Justice Minister Andrew Little has said he would consider a ministerial inquiry if the Society's work to fix sexual harassment and misconduct in the profession was not up to scratch.
The Law Society has formed a working group to help solve the problem.
The move comes after law firm Russell McVeagh was put in the spotlight over allegations of sexual misconduct, sexual harassment and an alleged incident of sexual assault.
President Kathryn Beck said she understood why the minister was concerned but the organisation - which regulates lawyers - was ready to make a change.
"We know that there is an issue with the system if we're not hearing about these things, either because people don't know that that's where they should go or they are not comfortable going there, either way we need to fix that."

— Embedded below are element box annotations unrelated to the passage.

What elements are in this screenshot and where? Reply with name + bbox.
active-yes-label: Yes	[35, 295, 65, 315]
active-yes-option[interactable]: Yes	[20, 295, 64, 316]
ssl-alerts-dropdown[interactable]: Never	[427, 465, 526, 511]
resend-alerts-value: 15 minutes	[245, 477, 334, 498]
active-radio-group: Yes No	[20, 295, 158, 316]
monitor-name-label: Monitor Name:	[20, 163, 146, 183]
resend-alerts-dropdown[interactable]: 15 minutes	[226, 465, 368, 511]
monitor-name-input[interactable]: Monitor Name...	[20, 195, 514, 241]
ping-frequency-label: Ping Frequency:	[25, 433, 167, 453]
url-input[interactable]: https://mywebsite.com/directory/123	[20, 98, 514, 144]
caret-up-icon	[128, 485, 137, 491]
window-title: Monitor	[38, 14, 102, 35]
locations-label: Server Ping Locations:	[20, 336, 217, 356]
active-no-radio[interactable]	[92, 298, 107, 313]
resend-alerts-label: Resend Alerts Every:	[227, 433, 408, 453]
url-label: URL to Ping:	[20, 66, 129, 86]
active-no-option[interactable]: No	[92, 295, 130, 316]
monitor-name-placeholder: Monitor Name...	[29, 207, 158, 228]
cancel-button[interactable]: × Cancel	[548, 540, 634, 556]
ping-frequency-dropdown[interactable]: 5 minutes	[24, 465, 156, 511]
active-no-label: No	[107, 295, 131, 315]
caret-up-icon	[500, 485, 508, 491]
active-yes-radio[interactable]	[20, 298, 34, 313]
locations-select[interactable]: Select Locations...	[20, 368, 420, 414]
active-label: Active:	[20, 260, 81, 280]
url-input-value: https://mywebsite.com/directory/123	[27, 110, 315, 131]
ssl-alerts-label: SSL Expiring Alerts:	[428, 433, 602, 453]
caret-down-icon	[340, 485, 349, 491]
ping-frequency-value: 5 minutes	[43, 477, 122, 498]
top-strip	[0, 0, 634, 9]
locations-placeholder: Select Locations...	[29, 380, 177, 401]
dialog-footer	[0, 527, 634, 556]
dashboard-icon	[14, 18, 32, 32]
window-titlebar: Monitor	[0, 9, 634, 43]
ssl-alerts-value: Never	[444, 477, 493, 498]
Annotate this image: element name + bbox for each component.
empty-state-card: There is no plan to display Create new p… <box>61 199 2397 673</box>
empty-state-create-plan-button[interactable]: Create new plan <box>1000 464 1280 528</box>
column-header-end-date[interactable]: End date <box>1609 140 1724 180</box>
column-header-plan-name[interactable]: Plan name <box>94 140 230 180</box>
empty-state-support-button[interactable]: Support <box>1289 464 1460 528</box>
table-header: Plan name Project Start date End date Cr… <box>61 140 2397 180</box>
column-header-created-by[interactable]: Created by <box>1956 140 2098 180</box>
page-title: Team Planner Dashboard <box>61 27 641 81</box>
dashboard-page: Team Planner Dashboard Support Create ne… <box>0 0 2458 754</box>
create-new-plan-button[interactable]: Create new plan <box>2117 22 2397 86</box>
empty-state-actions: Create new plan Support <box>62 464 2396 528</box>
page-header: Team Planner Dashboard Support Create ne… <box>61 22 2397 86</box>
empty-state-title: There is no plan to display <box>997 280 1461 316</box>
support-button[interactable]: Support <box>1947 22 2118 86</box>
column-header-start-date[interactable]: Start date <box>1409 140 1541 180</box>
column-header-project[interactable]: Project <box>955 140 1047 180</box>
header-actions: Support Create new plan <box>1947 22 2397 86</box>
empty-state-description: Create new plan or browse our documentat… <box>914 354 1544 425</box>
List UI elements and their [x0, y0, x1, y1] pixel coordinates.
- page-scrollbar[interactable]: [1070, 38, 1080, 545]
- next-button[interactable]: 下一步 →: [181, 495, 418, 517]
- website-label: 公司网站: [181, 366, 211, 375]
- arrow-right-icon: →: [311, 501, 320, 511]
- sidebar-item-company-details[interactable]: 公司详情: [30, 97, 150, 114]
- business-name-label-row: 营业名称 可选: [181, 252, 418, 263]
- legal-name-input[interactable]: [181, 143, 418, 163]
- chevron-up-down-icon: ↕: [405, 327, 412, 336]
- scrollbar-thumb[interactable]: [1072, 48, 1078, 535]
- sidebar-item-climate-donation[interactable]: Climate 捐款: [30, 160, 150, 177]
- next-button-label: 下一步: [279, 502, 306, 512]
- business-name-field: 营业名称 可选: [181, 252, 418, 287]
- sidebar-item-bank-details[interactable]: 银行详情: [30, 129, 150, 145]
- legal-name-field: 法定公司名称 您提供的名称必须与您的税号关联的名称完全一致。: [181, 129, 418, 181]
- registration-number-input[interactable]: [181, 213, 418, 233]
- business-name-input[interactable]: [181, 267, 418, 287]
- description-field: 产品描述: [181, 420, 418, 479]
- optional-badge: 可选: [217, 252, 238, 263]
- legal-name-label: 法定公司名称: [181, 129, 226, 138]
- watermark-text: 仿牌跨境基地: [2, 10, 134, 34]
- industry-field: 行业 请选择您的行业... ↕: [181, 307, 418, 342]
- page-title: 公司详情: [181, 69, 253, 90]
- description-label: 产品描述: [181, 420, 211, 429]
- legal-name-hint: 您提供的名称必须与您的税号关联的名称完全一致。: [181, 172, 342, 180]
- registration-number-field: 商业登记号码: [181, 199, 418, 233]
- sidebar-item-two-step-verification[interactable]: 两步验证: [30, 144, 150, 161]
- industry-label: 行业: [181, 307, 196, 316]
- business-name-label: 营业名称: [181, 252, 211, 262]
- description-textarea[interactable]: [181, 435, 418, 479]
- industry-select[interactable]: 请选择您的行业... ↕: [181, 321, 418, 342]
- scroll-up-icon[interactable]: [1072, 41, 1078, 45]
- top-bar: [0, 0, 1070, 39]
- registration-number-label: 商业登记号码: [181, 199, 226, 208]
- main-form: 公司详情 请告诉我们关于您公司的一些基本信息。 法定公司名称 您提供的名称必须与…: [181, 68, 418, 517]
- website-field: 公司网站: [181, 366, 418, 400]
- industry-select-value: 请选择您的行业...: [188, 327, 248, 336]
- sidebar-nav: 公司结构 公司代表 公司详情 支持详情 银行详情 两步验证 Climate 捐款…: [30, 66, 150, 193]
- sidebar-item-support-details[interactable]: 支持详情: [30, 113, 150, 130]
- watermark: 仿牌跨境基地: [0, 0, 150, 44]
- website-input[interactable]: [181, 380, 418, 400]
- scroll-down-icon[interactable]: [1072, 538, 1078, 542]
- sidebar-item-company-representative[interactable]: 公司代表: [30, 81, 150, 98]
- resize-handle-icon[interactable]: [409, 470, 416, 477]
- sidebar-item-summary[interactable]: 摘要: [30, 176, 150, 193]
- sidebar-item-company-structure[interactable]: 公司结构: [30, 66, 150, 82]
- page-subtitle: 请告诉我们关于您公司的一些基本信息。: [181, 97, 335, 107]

Mr Little said yesterday he had heard reports that the society had ignored serious allegations of this nature in the past.
He said he had no problem intervening if the Society wasn't up to the job.
"The option I would have would really be a ministerial inquiry, something of that sort of nature, to represent a public interest in ensuring that the Law Society does its job of making sure that the profession is one that has standards, including standards of conduct towards its own employees, that's what's in question at the moment."
The allegations signified abuses of power within the industry, Mr Little said.